The CI did not exhibit significant differences between treatments during the initial 16 DAH, according to the Anova (P≤0.05). However, at 19 DAH, the CI displayed highly significant differences between treatments (Fig. 4). The highest values were observed in fruits stored at room temperature with and without HC (2.44), while refrigerated fruits had, on average, lower CI values (1.54), emphasizing the importance of refrigeration in delaying the color metabolism change in cape gooseberry fruits. There were significant differences between the different doses of CaCl2 at 19 DAH, where the 1% dose showed the lowest IC values, which implies that this application delays changes in coloration during storage. From 19 DAH onward, the CI maintained a consistent behavior until the end of the post-harvest. However, at 29 DAH, fruits with HC, refrigeration, and 0.5 and 1% CaCl2 (+HC0.5CaCl216ºC and +HC1.0CaCl216ºC) had statistically lower CIs, underscoring the significance of Ca2+ in delaying the color change of cape gooseberry fruits during post-harvest.

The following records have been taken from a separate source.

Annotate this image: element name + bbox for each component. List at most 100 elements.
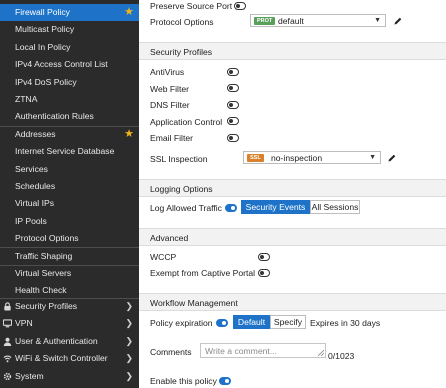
lock-icon <box>4 302 11 311</box>
sidebar-item-ipv4-access-control-list[interactable]: IPv4 Access Control List <box>0 56 139 73</box>
workflow-management-header: Workflow Management <box>139 293 446 311</box>
sidebar-category-label: VPN <box>15 318 33 329</box>
chevron-down-icon: ▼ <box>374 17 381 24</box>
comments-label: Comments <box>150 347 192 357</box>
dns-filter-toggle[interactable] <box>227 100 239 109</box>
chevron-right-icon: ❯ <box>125 370 133 381</box>
sidebar-item-virtual-servers[interactable]: Virtual Servers <box>0 265 139 282</box>
sidebar-item-ztna[interactable]: ZTNA <box>0 91 139 108</box>
comments-textarea[interactable]: Write a comment... <box>200 343 326 358</box>
logging-options-header: Logging Options <box>139 179 446 197</box>
expires-text: Expires in 30 days <box>310 318 381 328</box>
protocol-options-value: default <box>278 16 304 26</box>
sidebar-item-label: Schedules <box>15 181 56 191</box>
star-icon[interactable]: ★ <box>124 4 134 21</box>
sidebar-item-traffic-shaping[interactable]: Traffic Shaping <box>0 248 139 265</box>
sidebar-category-label: System <box>15 370 44 381</box>
antivirus-label: AntiVirus <box>150 67 185 77</box>
policy-form: Preserve Source Port Protocol Options PR… <box>139 0 446 388</box>
sidebar-item-local-in-policy[interactable]: Local In Policy <box>0 39 139 56</box>
sidebar-item-label: Services <box>15 163 48 174</box>
comments-placeholder: Write a comment... <box>205 346 277 356</box>
exempt-captive-portal-label: Exempt from Captive Portal <box>150 268 256 278</box>
sidebar-category-user-authentication[interactable]: User & Authentication ❯ <box>0 333 139 350</box>
application-control-label: Application Control <box>150 116 223 127</box>
wccp-toggle[interactable] <box>258 252 270 261</box>
sidebar-item-label: Traffic Shaping <box>15 250 73 261</box>
edit-icon[interactable] <box>387 153 397 163</box>
sidebar-item-label: IPv4 DoS Policy <box>15 76 77 87</box>
sidebar-item-services[interactable]: Services <box>0 161 139 178</box>
sidebar-item-multicast-policy[interactable]: Multicast Policy <box>0 21 139 38</box>
preserve-source-port-label: Preserve Source Port <box>150 1 233 11</box>
sidebar-item-label: IPv4 Access Control List <box>15 59 108 70</box>
application-control-toggle[interactable] <box>227 117 239 125</box>
prot-badge: PROT <box>254 17 276 25</box>
sidebar-category-label: Security Profiles <box>15 301 78 311</box>
sidebar-category-security-profiles[interactable]: Security Profiles ❯ <box>0 298 139 315</box>
sidebar-item-label: Addresses <box>15 128 56 139</box>
sidebar-item-label: Firewall Policy <box>15 7 70 17</box>
sidebar-item-schedules[interactable]: Schedules <box>0 178 139 195</box>
sidebar-item-label: Health Check <box>15 285 67 296</box>
section-title: Workflow Management <box>150 298 238 308</box>
log-allowed-traffic-label: Log Allowed Traffic <box>150 203 222 213</box>
preserve-source-port-toggle[interactable] <box>234 1 246 10</box>
web-filter-toggle[interactable] <box>227 84 239 92</box>
wifi-icon <box>3 355 12 363</box>
sidebar-item-ip-pools[interactable]: IP Pools <box>0 213 139 230</box>
sidebar-item-label: Multicast Policy <box>15 24 75 35</box>
ssl-inspection-select[interactable]: SSL no-inspection ▼ <box>243 151 381 164</box>
exempt-captive-portal-toggle[interactable] <box>258 268 270 277</box>
expiration-default-button[interactable]: Default <box>233 315 270 329</box>
sidebar-item-label: ZTNA <box>15 94 38 104</box>
ssl-badge: SSL <box>247 154 264 162</box>
ssl-inspection-value: no-inspection <box>271 153 323 163</box>
dns-filter-label: DNS Filter <box>150 100 190 110</box>
sidebar-item-label: Virtual Servers <box>15 268 72 278</box>
sidebar-item-firewall-policy[interactable]: Firewall Policy ★ <box>0 4 139 22</box>
sidebar-item-virtual-ips[interactable]: Virtual IPs <box>0 195 139 212</box>
email-filter-toggle[interactable] <box>227 133 239 142</box>
section-title: Security Profiles <box>150 47 213 57</box>
protocol-options-select[interactable]: PROT default ▼ <box>250 14 386 27</box>
sidebar-item-authentication-rules[interactable]: Authentication Rules <box>0 108 139 125</box>
sidebar-item-protocol-options[interactable]: Protocol Options <box>0 230 139 247</box>
chevron-right-icon: ❯ <box>125 318 133 329</box>
sidebar-item-addresses[interactable]: Addresses ★ <box>0 126 139 143</box>
security-profiles-header: Security Profiles <box>139 42 446 60</box>
comments-count: 0/1023 <box>328 351 355 361</box>
expiration-specify-button[interactable]: Specify <box>270 315 306 329</box>
log-security-events-button[interactable]: Security Events <box>241 200 310 214</box>
web-filter-label: Web Filter <box>150 83 189 94</box>
chevron-right-icon: ❯ <box>125 301 133 311</box>
policy-expiration-toggle[interactable] <box>216 318 228 327</box>
sidebar-item-label: IP Pools <box>15 215 47 226</box>
resize-handle-icon[interactable] <box>318 350 324 356</box>
log-all-sessions-button[interactable]: All Sessions <box>310 200 360 214</box>
sidebar-category-vpn[interactable]: VPN ❯ <box>0 315 139 332</box>
sidebar-item-internet-service-database[interactable]: Internet Service Database <box>0 143 139 160</box>
chevron-right-icon: ❯ <box>125 335 133 346</box>
section-title: Advanced <box>150 233 189 243</box>
antivirus-toggle[interactable] <box>227 67 239 76</box>
sidebar-item-label: Virtual IPs <box>15 198 55 209</box>
chevron-down-icon: ▼ <box>369 154 376 161</box>
sidebar-item-label: Local In Policy <box>15 41 71 52</box>
sidebar-item-ipv4-dos-policy[interactable]: IPv4 DoS Policy <box>0 74 139 91</box>
edit-icon[interactable] <box>393 16 403 26</box>
sidebar-category-label: User & Authentication <box>15 335 98 346</box>
sidebar-category-system[interactable]: System ❯ <box>0 368 139 385</box>
sidebar-category-wifi-switch-controller[interactable]: WiFi & Switch Controller ❯ <box>0 350 139 367</box>
log-allowed-traffic-toggle[interactable] <box>225 203 237 212</box>
ssl-inspection-label: SSL Inspection <box>150 154 208 164</box>
enable-policy-toggle[interactable] <box>219 376 231 385</box>
user-icon <box>3 337 12 346</box>
sidebar-item-label: Authentication Rules <box>15 111 94 122</box>
section-title: Logging Options <box>150 184 213 194</box>
advanced-header: Advanced <box>139 228 446 246</box>
monitor-icon <box>3 319 12 328</box>
star-icon[interactable]: ★ <box>124 126 134 143</box>
chevron-right-icon: ❯ <box>125 353 133 364</box>
enable-policy-label: Enable this policy <box>150 376 217 386</box>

In this context, the increase in CI is associated with the attainment of a dark orange color due to oxidation processes occurring during ripening, leading to the degradation of chlorophylls (greening) caused by chlorophyllases, peroxidases, and pheophytins (González-Locarno et al., 2020). Moreover, there is an increase in the synthesis of carotenoids, primarily β-cryptoxanthin and β-carotene (Ordóñez-Santos et al., 2017), serving as an indicator of the maturation process of cape gooseberry. The application of CaCl2 in post-harvest becomes crucial, as per Nassarawa et al. (2024), since Ca acts as a metabolic regulator, aiding in retaining the green pigments of fruits by inhibiting enzymes that degrade chlorophylls. Additionally, hydrocooling and refrigeration play pivotal roles in the post-harvest life of horticultural products, slowing down enzymatic and metabolic activities (Duan et al., 2020). This has been demonstrated in melons (Zainal et al., 2019), as hydrocooling kept the luminosity and tone of the skin constant for a longer duration, associated with a deceleration in the ripening process of the fruit. However, Reyes-Medina et al. (2017) found that applications of CaCl2 in cape gooseberry fruits did not affect CI values stored at room temperature.
CONCLUSION
Fruits subjected to hydrocooling (HC), refrigeration, and 1% CaCl2 application exhibited lower mass loss (ML), retained greater firmness, higher total soluble solids (TSS), and total titratable acidity (TTA), along with lower values of pH, reduced respiration rates (RR), and delayed color index (CI) increase. Hydrocooling positively influenced the maintenance of postharvest characteristics, extending the shelf life of refrigerated cape gooseberry fruits up to 33 days after harvest (DAH), with no discernible effect on fruits stored at room temperature (19 DAH). Refrigeration at 4°C played a crucial role in preserving TSS, TTA, and pH in cape gooseberry fruits while maintaining low values for the maturity ratio, RR, and CI.